Réglez le problème ensemble, pas les uns contre les autres
Lorsqu'un véritable problème survient – par exemple un adolescent qui sèche l'école – la tentation est de prendre la position opposée à celle de votre ex simplement pour être difficile. Si l’un de vous prend cela au sérieux et que l’autre hausse les épaules, le problème ne sera jamais résolu et l’enfant apprendra à se moquer de vous.
Et ils vous joueront les uns contre les autres. Un enfant de parents divorcés suivra tranquillement le parent qui est d’accord avec ce qu’il voulait de toute façon. C’est l’un des rares avantages dont ils bénéficient, et cela engendre de plus gros problèmes à long terme. L’antidote est ennuyeux : présenter un front uni sur les choses qui comptent, même si vous préférez gagner. Un partage organisateur familial pour suivre les véritables problèmes - les notes, les couvre-feux, les choses qui ont besoin de vous deux - vous maintiennent sur la même longueur d'onde au lieu d'être armés les uns contre les autres.
Les enfants ne sont ni des messagers ni des espions
C’est la ligne qui me tient le plus à cœur. Ne faites jamais passer de messages à votre ex par l'intermédiaire de votre enfant, sous aucun prétexte. Ce n'est pas leur travail, et on leur demande bien trop souvent de répéter des choses qu'ils ne veulent pas dire, des choses qui les rendent malades d'accoucher. Parlez directement à votre ex – téléphone, SMS, journal écrit, tout ce que vous pouvez supporter.
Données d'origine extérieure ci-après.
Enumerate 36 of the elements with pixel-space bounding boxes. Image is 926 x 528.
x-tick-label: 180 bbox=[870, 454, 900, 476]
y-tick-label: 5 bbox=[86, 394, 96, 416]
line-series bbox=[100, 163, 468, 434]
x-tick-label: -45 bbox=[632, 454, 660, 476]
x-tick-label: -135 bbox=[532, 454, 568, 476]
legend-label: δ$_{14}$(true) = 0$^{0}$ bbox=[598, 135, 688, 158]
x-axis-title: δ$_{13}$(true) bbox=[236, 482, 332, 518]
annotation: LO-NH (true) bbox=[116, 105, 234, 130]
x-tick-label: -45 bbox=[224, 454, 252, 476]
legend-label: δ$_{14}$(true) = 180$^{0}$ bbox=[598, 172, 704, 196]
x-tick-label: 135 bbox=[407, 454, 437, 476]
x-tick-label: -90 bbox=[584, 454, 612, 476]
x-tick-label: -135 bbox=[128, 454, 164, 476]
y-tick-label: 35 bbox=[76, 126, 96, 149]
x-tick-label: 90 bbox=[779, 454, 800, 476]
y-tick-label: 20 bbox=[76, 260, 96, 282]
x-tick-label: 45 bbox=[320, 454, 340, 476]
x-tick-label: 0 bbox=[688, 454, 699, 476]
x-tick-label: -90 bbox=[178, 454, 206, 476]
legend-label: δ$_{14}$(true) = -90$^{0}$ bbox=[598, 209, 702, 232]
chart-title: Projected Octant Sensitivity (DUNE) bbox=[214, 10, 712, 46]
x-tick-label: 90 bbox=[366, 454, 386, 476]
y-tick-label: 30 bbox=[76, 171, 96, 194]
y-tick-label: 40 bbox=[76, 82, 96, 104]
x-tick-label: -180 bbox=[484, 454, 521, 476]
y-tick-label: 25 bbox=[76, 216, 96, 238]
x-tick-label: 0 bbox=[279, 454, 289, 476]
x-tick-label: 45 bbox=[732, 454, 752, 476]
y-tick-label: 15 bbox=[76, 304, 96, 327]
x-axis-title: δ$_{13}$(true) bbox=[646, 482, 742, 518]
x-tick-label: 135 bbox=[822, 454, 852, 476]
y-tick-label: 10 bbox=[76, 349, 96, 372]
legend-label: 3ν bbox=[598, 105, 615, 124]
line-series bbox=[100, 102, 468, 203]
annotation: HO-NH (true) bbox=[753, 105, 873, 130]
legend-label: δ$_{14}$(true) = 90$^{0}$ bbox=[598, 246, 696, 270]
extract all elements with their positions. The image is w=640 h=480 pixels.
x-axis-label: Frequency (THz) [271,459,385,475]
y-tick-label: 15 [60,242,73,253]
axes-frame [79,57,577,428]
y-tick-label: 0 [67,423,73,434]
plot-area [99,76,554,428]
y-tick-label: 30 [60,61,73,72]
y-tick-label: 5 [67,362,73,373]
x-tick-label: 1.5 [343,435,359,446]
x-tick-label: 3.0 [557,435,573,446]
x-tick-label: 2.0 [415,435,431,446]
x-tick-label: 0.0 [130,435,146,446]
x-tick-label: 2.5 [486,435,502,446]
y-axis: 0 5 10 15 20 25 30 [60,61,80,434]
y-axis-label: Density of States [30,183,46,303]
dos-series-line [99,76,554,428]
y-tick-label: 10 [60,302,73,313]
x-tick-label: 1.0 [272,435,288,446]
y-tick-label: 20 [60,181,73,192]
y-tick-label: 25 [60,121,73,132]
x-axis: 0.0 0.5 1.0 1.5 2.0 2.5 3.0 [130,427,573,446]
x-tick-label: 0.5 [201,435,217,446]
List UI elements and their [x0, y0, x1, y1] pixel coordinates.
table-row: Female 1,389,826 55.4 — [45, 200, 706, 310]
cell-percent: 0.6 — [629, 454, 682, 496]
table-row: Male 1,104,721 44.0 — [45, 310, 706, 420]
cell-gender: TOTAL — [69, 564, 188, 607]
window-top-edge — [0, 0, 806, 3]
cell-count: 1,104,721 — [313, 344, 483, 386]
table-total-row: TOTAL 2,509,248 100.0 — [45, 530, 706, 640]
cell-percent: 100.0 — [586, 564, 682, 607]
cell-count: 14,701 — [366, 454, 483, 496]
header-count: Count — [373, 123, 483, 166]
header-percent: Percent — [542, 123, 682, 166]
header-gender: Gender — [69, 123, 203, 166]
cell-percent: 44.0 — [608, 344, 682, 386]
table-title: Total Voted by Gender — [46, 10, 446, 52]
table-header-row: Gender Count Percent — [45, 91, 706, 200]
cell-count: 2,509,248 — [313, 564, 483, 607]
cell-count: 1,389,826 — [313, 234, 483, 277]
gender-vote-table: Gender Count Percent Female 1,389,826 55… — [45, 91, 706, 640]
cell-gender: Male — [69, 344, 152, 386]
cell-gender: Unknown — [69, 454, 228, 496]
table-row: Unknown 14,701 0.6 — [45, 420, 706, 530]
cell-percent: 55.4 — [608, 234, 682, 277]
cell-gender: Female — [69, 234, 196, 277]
Le revers de la médaille est tout aussi important : ne débriefer pas vos enfants à leur retour de visite. Demander s'ils se sont amusés, bien sûr. Les interroger pour savoir qui était là, ce qui a été dit, à quoi ressemblait la maison de l'autre parent, c'est dépassé. C'est une collecte de renseignements, et ils peuvent le sentir. Ils ne devraient pas avoir à choisir entre vous répondre et avoir le sentiment d'avoir trahi leur autre parent.
Gérez votre propre chagrin ailleurs
Beaucoup de jeux de pions ne sont en réalité que de la douleur non traitée qui s'échappe latéralement. Si vous avez du mal à accepter le divorce, obtenez une aide concrète. livres d'auto-assistance pour le divorce sont un début, et des conseils appropriés sont meilleurs. Gérez votre colère pour qu'elle cesse de trouver la sortie la plus proche, qui est trop souvent celle de votre enfant.
Vous voulez une belle vie de l’autre côté et vous voulez être présent pour vos enfants d’une manière réellement positive. Alors avant de faire quoi que ce soit qui les implique, effectuez une simple vérification : comment cela va-t-il atterrir sur mon enfant ? Si la réponse honnête est que cela vise vraiment votre ex, arrêtez. Ce ne sont pas les enfants qui ont choisi ce combat, et ce ne sont pas eux qui devraient l'absorber.